Technically: I’d add a method Type::isFlexibleArrayMemberLike(unsigned StrictFlexArrayLevel) and use it wherever it’s needed in place of existing ad-hoc and redundant checks are done.

Does it makes sense?

+1, I think that’s sensible.

That sounds like an improvement to me!

What would be the impact of normalization? If we avoid regression and normalize, it would mean some array accesses will no longer raise a warning / imply a sanitizer call. I think that’s a decent price to pay.

I’m unconvinced, as I wrote upthread (which probably got lost in the naming discussion):

Decoupling the warning from __builtin_object_size makes a gradual transition to the modern T[] form possible with less disruption than otherwise. (That’s the approach that GCC has historically taken, although I’m not sure the -fstrict-flex-arrays patches don’t do something different.)

We already have something where any call from -Warray-bounds uses a different -fstrict-flex-array level from the one passed in command line. That way we keep locality of the computation while preserving code locality.
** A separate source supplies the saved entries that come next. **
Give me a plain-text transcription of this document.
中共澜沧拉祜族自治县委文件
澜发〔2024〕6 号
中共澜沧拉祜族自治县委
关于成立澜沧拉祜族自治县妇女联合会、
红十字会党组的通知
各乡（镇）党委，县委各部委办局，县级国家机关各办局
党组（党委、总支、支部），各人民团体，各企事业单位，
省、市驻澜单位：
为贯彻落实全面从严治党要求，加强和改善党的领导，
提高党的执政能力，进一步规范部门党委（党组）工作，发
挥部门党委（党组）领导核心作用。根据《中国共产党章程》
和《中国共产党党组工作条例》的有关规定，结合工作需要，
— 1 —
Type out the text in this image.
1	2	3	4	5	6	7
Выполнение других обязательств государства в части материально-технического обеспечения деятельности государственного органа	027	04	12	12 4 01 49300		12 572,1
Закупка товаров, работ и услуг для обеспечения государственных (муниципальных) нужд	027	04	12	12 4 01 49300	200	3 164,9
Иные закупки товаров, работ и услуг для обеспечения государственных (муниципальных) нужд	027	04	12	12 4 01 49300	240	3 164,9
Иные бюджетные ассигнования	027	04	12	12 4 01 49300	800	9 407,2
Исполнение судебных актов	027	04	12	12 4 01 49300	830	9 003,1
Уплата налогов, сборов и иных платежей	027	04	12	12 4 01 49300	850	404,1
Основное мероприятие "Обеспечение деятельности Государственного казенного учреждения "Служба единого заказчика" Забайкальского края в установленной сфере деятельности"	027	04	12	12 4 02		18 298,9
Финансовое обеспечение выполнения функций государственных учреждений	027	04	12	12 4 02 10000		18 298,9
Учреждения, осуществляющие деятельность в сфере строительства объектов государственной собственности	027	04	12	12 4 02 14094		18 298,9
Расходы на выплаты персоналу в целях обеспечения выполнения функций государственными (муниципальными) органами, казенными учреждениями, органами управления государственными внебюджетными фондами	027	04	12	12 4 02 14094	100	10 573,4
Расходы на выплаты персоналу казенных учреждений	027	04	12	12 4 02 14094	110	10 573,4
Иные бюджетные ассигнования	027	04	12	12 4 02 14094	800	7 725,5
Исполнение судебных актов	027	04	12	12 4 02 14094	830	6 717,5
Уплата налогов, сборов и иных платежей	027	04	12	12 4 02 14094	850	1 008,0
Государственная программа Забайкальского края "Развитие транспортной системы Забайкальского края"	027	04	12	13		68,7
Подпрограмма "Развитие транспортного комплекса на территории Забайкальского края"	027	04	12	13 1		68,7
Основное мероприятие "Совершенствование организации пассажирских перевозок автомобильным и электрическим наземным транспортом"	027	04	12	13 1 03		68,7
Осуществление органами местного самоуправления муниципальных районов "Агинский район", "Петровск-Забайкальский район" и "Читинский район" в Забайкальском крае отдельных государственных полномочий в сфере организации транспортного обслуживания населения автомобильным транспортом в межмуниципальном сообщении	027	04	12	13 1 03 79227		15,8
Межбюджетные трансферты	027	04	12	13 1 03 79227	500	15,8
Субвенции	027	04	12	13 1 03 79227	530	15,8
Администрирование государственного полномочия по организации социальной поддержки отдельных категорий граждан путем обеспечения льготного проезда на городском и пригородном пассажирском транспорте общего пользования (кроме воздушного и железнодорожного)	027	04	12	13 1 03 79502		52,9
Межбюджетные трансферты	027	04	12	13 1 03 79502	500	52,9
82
We could also have an extra argument in isFlexibleArrayMemberLike to take this oddities into account

That’s actually already the case in clang and it will stay as is, because the logic there is relatively different from the logic in the other code area impacted by FAM.

Patch posted here: ⚙ D134791 [clang] Unify Sema and CodeGen implementation of isFlexibleArrayMemberExpr
To lower friction, I’ve unified Sema and CodeGen functions while keeping a flag to have different paths wrt. macro and template parameter substitution.